Naturally, it would be preferred, for comfort reasons that this index would be small, preferably nil. It may be seen that the variable is directly related to temperature discomfort: the larger the value of the index, farther will inside conditions be from expected wellbeing. Also, the use of electricity operated air conditioning systems will be more expensive the higher this variable is. Hence, energy expenditure to offset discomfort will be higher when comparing two index values; the ratio of them is proportional to the expected energy savings. When the external shade blocks the windowpane completely, the excessive heat gains belong to the lowest values in the set, and the dimensionless index will be constant with orientation. For the climate conditions of the locality, it can be seen that a naked window can produce undesirable heat gains if the orientation is especially unfavourable, when the index can have an increase of up to 0.3 with respect to the totally shaded window.
The European experience with GSHP systems so far is excellent. It is expected that the market will further expand, in the leading countries like Sweden and Switzerland as well as in other countries to follow. The growth can be exponential as the Swiss example. An important factor, related to the further development of electric heat pump systems in general and the GSHPs in particular, is the current process of deregulation in Europe. The energy sector and, especially the electric utility companies, are currently under deregulation and Privatisation. This affects not only the producers but also the customers. The deregulation process may affect the heat pump market in two ways: 1) heat pump economy might be influenced by changes in the energy price structure, and 2) the heat pump market might be stimulated or hindered, depending on changing utility market strategies.
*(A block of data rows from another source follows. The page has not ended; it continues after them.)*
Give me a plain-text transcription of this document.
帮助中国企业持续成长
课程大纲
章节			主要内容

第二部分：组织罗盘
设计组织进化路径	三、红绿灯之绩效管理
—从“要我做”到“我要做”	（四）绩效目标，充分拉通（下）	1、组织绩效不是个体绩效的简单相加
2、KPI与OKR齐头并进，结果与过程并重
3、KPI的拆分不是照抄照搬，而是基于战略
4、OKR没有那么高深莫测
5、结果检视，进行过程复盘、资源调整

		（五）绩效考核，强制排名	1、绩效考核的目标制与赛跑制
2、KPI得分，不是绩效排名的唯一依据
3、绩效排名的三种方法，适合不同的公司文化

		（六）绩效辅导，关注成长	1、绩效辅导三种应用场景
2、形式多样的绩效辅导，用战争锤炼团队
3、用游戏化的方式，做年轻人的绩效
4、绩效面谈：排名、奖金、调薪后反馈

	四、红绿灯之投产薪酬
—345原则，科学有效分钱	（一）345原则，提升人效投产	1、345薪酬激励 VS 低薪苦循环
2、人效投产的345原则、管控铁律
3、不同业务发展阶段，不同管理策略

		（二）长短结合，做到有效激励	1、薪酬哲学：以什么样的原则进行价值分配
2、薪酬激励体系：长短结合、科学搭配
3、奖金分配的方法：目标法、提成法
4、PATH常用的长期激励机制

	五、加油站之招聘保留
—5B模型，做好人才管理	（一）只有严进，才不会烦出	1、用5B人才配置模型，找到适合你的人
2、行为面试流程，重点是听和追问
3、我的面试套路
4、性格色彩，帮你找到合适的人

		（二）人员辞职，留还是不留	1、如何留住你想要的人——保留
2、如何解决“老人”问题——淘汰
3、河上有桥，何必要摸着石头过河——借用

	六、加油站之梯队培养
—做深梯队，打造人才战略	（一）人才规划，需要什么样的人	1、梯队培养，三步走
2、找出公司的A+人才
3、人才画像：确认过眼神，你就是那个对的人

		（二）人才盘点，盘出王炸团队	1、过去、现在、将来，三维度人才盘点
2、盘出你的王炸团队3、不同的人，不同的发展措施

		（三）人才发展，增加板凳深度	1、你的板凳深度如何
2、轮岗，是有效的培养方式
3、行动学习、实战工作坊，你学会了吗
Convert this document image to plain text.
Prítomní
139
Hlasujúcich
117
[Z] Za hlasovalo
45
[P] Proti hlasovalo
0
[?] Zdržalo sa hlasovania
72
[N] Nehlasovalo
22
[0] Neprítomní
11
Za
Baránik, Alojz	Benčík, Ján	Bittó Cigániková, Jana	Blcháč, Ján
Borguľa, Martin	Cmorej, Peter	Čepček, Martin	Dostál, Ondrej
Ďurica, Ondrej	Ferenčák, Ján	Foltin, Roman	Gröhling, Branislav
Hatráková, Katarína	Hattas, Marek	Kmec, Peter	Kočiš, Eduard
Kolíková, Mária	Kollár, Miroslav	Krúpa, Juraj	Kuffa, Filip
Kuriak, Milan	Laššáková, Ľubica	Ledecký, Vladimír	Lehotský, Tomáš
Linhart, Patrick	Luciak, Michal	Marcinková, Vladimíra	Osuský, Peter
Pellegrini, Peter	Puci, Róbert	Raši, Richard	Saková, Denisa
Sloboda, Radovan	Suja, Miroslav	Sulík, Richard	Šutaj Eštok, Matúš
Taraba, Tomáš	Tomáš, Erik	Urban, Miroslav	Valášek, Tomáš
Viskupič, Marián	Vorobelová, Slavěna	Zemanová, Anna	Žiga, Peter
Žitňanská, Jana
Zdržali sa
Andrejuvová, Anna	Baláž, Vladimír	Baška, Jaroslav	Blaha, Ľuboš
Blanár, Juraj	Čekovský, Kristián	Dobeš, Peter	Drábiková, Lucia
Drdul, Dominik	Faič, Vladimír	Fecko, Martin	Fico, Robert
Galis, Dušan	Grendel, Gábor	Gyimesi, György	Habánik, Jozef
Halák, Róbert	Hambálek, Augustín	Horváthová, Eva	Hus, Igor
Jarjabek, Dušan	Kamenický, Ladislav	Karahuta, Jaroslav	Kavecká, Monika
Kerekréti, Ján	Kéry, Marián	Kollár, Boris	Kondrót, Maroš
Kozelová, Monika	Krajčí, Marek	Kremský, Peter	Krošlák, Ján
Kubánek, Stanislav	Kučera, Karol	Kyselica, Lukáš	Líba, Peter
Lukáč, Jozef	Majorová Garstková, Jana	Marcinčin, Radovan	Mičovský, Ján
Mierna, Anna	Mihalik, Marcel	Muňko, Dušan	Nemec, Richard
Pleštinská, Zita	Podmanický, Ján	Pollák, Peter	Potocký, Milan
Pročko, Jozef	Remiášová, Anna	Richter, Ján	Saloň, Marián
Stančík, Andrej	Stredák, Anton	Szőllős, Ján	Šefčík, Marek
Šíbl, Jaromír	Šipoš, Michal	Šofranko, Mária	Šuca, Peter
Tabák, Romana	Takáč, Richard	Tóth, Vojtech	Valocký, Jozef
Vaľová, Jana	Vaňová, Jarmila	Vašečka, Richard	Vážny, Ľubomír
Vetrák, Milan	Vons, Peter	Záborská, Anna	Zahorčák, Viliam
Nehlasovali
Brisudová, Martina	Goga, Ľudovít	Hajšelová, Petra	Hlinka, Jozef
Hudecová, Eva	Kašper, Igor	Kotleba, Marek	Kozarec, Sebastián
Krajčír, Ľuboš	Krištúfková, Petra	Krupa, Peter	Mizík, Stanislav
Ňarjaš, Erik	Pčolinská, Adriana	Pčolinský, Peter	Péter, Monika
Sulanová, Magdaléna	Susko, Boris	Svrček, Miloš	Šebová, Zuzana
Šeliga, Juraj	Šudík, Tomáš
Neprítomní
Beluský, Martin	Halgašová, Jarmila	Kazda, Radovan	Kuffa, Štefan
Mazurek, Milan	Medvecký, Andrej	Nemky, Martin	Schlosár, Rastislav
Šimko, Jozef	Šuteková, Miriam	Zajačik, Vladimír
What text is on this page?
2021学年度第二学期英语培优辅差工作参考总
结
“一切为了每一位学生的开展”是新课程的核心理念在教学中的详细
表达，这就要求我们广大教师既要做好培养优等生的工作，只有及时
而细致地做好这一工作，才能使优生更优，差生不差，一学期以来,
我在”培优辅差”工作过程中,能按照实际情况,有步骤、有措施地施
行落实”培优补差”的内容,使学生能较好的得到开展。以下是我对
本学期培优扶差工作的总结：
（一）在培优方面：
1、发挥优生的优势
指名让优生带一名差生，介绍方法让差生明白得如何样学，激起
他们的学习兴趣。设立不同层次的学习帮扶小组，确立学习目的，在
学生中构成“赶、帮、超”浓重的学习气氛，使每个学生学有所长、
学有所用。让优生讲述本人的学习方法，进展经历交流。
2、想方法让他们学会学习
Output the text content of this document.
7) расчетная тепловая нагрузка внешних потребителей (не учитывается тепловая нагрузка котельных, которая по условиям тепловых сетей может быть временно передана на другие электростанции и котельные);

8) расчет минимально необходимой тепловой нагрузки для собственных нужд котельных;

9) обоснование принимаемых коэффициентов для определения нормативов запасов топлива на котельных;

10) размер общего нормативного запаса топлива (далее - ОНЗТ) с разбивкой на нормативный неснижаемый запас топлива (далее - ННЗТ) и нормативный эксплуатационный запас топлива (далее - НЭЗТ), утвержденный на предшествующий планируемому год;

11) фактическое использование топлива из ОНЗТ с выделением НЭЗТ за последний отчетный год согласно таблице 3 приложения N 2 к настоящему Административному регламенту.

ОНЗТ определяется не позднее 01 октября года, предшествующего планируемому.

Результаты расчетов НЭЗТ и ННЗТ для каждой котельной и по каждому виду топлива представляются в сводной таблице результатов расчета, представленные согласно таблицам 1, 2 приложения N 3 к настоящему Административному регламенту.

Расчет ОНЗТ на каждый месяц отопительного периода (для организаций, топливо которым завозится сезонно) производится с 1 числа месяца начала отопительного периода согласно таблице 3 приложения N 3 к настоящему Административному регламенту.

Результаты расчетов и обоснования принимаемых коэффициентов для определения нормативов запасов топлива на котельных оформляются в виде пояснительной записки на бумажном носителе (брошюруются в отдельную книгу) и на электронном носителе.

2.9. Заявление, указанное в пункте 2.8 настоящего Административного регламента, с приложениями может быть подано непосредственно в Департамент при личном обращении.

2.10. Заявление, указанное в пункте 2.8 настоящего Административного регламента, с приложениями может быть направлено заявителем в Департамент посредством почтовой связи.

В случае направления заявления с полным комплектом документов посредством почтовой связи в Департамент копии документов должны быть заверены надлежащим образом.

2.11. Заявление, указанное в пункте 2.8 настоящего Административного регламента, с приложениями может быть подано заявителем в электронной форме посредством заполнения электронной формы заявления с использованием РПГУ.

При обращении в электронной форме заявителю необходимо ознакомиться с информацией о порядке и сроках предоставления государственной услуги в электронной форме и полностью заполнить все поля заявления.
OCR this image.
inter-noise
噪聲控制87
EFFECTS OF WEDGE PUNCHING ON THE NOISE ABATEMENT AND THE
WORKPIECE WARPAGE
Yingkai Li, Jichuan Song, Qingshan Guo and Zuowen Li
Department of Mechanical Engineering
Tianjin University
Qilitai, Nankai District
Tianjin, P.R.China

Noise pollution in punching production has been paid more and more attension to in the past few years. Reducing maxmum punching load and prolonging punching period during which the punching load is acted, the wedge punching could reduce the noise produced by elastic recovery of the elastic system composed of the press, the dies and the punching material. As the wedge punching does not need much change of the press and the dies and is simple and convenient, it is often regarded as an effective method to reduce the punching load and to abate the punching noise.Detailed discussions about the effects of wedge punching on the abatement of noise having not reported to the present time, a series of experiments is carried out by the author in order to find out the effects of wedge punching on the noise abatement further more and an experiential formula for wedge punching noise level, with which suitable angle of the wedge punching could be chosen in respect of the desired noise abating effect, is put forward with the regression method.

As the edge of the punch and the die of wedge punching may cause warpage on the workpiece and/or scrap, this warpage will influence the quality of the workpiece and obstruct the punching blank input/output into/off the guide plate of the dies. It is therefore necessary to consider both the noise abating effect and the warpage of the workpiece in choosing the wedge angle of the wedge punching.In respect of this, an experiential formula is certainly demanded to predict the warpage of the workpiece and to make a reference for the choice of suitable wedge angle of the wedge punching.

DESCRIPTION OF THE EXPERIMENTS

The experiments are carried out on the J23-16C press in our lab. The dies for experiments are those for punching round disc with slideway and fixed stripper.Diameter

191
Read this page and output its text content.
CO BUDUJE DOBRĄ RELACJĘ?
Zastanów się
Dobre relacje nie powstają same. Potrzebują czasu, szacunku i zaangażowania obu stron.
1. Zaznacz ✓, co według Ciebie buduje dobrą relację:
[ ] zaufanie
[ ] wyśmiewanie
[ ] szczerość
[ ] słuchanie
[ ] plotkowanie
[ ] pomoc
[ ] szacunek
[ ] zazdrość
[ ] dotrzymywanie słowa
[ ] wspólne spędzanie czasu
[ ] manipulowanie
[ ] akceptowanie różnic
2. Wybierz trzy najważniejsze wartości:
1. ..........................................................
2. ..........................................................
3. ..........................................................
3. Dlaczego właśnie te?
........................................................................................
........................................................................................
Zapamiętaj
So far, in the regulated market, some utilities have clearly supported heat pumps, in line with governmental energy-efficiency Programmes (e.g., by offering grants or special electricity tariffs). However, in a deregulated energy market, the market strategies of utilities will change. Only when the market matures and energy prices drop to a stable level will utilities offer incentives such as products/bonuses or energy efficiency services. Nevertheless, the ecological incentives like avoiding GHGs emissions will further support GSHP development. The CO2 tax in sight is a further (financial) incentive. Of course, there will be considerable differences in this respect from country to country.